"Some stories begin at the beginning and others begin at the end, but all the best stories begin in a library."
And so begins the fourth and final novel in "The Practical Magic Series."
In "The Book Of Magic," due to hit shelves Tuesday, Oct. 12, author Alice Hoffman takes us back to the magical house on Magnolia Street, where the story of sisters Sally and Gillian Owens first began. It was there the orphaned sisters learned about the family curse — cast over 300 years earlier by family matriarch Maria Owens, that causes the untimely death of anyone loved by an Owens. It is where the sisters, under the care of their ancient aunts Franny and Jet Owens, learn of the magical gifts they possess as hereditary witches. And later, years after escaping from the extraordinary lives, it was where the sisters, as adults (Sally with two young daughters in tow), would return to embrace the magic and family they had left behind.
It has been 26 years since Hoffman first published "Practical Magic" but not the first time she has brought us back here to the house, where daffodils push up through the earth a month before anywhere else, black cats are plentiful and where, if the porch light is on, those looking for help in matters of luck or love might get a bit of help. We first returned to the Owens house in 2017, in "The Rules of Magic," when in the 1960s, the Owens siblings Franny, Jet and Vincent, first learn of their magical powers when a trip to Massachusetts lands them on the doorstep of their Aunt Isabelle.
It is on Magnolia Street the Owens siblings learn why their mother has set down certain rules: no walking in moonlight, no red shoes, no wearing black, no cats, no crows, no candles, no books about magic and most importantly, never ever fall in love. The trio uncover family secrets and begin to understand who they are, all while practicing magic and hard as they try not to, falling in love.

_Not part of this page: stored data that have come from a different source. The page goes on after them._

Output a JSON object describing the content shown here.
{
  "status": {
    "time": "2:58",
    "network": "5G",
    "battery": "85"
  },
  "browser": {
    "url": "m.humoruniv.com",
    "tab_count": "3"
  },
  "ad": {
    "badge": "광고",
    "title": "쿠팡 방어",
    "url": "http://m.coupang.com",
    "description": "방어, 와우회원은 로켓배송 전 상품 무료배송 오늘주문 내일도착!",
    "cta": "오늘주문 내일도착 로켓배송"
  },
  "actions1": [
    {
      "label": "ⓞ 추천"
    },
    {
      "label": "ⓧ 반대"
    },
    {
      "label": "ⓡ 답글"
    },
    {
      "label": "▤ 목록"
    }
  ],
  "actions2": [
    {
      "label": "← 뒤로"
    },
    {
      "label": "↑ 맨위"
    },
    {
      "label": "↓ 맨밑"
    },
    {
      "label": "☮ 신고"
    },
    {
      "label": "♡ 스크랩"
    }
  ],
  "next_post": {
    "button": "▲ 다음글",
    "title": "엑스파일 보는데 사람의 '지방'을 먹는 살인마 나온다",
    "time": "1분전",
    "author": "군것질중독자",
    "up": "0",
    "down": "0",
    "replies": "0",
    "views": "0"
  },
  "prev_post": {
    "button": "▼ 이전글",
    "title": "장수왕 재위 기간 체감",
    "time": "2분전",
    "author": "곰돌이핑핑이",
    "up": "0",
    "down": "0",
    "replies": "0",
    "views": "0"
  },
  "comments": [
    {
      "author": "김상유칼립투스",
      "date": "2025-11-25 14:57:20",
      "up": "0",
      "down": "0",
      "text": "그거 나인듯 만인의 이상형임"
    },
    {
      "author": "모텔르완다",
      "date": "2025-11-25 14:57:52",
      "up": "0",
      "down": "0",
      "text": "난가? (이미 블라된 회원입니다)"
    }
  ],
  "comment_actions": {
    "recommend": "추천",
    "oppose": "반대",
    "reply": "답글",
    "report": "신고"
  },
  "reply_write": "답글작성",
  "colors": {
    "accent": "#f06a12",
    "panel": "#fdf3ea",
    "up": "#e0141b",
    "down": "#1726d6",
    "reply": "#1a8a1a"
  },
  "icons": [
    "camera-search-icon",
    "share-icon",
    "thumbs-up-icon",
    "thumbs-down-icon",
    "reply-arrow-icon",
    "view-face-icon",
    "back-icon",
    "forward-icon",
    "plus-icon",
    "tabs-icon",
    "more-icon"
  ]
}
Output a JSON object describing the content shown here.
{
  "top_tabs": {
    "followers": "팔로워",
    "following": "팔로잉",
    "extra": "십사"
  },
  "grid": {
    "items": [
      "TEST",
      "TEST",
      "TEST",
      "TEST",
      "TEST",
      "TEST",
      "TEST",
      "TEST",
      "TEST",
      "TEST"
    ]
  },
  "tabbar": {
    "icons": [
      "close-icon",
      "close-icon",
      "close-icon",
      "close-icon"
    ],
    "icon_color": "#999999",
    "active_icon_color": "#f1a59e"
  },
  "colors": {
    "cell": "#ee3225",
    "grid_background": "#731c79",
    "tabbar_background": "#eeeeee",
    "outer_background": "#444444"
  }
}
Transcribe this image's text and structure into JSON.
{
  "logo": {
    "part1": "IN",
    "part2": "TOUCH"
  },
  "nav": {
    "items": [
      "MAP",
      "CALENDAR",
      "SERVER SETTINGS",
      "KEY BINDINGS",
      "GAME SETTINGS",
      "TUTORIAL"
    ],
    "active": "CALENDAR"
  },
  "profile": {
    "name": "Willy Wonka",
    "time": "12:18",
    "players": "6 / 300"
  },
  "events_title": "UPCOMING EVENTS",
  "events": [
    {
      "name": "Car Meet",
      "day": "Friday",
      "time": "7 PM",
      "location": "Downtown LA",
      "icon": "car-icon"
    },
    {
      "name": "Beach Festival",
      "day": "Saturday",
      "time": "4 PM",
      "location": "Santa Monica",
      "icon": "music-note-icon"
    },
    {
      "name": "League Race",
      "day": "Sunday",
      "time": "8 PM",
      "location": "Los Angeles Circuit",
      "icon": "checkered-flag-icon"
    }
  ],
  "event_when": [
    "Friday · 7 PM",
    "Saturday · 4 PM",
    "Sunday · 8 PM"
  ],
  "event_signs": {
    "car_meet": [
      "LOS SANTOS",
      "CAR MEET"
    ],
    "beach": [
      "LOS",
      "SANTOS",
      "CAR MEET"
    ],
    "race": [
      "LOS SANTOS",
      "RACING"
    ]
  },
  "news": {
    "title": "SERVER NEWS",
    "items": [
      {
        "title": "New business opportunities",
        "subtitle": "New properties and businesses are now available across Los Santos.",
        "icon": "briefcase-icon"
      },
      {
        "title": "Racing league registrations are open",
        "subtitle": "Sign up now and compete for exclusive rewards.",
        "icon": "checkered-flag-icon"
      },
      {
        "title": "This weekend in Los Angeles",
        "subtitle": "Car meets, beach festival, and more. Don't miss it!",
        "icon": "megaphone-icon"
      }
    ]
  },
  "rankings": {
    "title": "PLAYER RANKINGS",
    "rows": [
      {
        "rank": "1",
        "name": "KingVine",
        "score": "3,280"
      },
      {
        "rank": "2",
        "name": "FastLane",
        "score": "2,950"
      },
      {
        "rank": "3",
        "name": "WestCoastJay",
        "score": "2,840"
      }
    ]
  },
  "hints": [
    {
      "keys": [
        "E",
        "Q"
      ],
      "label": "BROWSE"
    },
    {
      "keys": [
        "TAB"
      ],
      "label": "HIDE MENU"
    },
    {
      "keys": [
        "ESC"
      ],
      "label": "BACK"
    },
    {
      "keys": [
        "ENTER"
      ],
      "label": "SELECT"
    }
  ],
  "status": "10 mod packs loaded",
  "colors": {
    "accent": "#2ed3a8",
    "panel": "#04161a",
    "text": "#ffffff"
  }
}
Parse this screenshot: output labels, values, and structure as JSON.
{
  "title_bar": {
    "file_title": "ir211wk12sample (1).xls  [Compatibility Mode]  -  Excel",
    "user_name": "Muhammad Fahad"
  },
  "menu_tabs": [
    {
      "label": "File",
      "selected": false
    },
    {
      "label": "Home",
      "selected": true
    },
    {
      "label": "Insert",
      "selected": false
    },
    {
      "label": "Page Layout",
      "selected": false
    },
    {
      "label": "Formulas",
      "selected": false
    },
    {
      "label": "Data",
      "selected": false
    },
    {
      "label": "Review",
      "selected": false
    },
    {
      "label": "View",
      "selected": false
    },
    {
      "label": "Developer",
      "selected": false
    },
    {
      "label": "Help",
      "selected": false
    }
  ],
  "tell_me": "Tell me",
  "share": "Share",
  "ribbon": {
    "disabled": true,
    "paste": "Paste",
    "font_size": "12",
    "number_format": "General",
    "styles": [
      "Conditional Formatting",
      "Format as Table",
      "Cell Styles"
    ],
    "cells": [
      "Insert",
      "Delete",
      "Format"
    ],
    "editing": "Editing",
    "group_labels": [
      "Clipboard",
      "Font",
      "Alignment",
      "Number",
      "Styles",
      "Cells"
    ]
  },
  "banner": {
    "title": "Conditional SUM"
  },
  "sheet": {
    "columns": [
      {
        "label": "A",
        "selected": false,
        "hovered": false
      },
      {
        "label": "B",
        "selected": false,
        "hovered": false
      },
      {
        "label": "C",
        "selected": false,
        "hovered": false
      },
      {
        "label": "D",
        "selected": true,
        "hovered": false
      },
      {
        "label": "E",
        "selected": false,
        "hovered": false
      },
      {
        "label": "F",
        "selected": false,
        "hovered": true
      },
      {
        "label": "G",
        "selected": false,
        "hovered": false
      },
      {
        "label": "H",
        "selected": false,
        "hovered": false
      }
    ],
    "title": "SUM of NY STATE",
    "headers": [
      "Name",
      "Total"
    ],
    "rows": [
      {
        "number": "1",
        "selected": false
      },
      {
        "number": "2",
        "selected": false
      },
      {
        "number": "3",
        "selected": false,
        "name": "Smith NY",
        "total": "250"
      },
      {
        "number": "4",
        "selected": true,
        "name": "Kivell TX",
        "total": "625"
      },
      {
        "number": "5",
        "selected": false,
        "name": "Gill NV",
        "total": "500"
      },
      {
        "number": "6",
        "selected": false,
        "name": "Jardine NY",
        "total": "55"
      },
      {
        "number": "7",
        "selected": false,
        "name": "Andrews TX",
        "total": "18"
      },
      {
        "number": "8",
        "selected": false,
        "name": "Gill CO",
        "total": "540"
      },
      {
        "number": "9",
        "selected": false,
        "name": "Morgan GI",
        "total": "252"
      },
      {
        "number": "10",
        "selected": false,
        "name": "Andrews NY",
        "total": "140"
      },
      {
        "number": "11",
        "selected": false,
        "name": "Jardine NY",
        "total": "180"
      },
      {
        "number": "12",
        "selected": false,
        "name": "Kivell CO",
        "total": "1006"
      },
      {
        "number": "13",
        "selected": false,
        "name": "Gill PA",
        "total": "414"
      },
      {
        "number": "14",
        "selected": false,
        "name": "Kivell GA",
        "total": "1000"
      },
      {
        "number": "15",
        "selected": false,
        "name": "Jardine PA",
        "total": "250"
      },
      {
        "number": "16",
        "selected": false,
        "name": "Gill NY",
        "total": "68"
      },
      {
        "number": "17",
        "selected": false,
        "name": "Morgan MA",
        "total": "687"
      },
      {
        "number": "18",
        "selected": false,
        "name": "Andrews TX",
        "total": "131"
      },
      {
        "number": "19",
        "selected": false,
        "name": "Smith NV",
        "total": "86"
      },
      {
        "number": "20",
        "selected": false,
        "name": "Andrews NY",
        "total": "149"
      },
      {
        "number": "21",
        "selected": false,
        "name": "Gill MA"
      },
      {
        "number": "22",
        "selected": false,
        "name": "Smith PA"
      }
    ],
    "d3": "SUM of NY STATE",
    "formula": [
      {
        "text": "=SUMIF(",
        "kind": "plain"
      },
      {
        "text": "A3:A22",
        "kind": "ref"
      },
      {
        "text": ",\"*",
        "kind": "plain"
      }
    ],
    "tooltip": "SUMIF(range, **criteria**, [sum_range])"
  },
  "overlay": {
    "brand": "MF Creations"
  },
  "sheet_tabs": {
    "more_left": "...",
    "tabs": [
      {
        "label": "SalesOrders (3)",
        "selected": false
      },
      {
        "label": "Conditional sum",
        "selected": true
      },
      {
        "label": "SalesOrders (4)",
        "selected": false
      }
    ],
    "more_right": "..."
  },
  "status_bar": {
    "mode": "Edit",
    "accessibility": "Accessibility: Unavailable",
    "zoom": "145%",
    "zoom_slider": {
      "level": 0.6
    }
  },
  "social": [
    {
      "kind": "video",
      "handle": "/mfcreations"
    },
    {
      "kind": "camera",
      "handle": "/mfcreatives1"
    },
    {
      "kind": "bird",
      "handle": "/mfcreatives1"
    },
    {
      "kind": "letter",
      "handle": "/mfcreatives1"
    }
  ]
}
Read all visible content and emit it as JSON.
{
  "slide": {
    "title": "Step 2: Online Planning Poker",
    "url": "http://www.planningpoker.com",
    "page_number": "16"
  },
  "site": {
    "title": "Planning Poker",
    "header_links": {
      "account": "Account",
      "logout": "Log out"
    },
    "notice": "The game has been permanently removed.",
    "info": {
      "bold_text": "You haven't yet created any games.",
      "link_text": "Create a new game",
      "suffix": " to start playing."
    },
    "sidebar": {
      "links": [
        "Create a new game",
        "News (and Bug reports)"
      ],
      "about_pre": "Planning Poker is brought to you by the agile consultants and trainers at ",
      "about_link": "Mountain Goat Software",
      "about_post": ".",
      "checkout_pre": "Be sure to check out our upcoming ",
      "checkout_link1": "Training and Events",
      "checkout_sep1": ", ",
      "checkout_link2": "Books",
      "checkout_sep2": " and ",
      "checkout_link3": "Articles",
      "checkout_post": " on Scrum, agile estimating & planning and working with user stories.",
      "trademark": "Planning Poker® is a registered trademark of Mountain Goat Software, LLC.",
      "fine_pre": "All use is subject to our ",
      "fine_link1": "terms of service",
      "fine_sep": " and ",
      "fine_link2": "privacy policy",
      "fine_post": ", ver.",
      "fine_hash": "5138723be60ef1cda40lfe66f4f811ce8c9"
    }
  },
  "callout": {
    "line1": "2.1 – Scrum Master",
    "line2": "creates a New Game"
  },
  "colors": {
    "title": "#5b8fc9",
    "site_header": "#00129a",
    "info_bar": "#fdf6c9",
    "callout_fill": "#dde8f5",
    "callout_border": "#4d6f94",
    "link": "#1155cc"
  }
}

In 2020, Hoffman returned with a third book, another prequel, "Magic Lessons," which details the life of Maria Owens, who, in 1620, cast the curse. Charged with witchery after falling in love with the wrong man (whom she followed from England to Salem) and exiled after escaping execution, it was Maria who built the ancestral house.
And so, it is here, on Magnolia Street, that beloved Aunt Jet, now in her 80s, first hears the deathwatch beetle, a sound that means she has only seven days left to live. It is the sound that sets off events — the discovery of a long forgotten book, The Book of the Raven, hidden in the family library. It's a book that holds the promise of breaking the family curse, but the cure comes with the price of a great sacrifice.
It is also where we find Sally, once again shut off to the possibility of magic. Tragic events have caused her to close herself off and to, in an act of love, shield her daughters Antonia and Kylie, now grown women, from their hereditary powers and any knowledge of the family curse. But try as she might to protect them, the family curse comes calling for Kylie's true love.
Kylie, desperate to save the love of her life, discovers the Book of Raven and begins a journey that will take her back to the land of her ancestor, the epicenter of where Maria's heart was first broken and the roots of the family curse reside. Her journey takes the majority of the Owens clan overseas as well, where long-lost brother Vincent (the only family member to escape the curse) comes out of hiding to help his sister and granddaughters track down Kylie before it's too late. For Kylie's journey has brought her directly in contact with the descendant of the man who sparked the family curse. He, too, is looking to break a curse, one that caused his family to fall from grace and fortune. But unlike Kylie, his intentions aren't pure, but born of hatred, revenge and dark desire.
Hoffman, who lives near Boston and has connections to the Berkshires (Hoffman's "The Red Garden" is set here), will surely delight fans with this final chapter of the Owens' family series, which from the first page is a homecoming of sorts. It was if I had just arrived in a memory, just out of reach, filled with warmth and comfort and the smells of a freshly baked chocolate tipsy cake the aunts serve for breakfast.
There's a magic to Hoffman's prose; delicate, deliberate and soothing. Indeed, she casts a spell that makes the reader reluctant to leave the world of the Owens family, even if just for a minute.
The beauty of the series, and in this return to the start of the series, is that Hoffman allows her characters to not only grow, but also to retreat to old comforts, and then learn from past mistakes. Ultimately, the story of Sally and Gillian, of Franny, Jet and Vincent, of Kylie and Antonia, is one of perseverance; of secrets and curses; of dark and light; of unconditional love. It is all of those attributes that make the story of the Owens family so easy to slip back into and makes it so hard to say goodbye to them for good.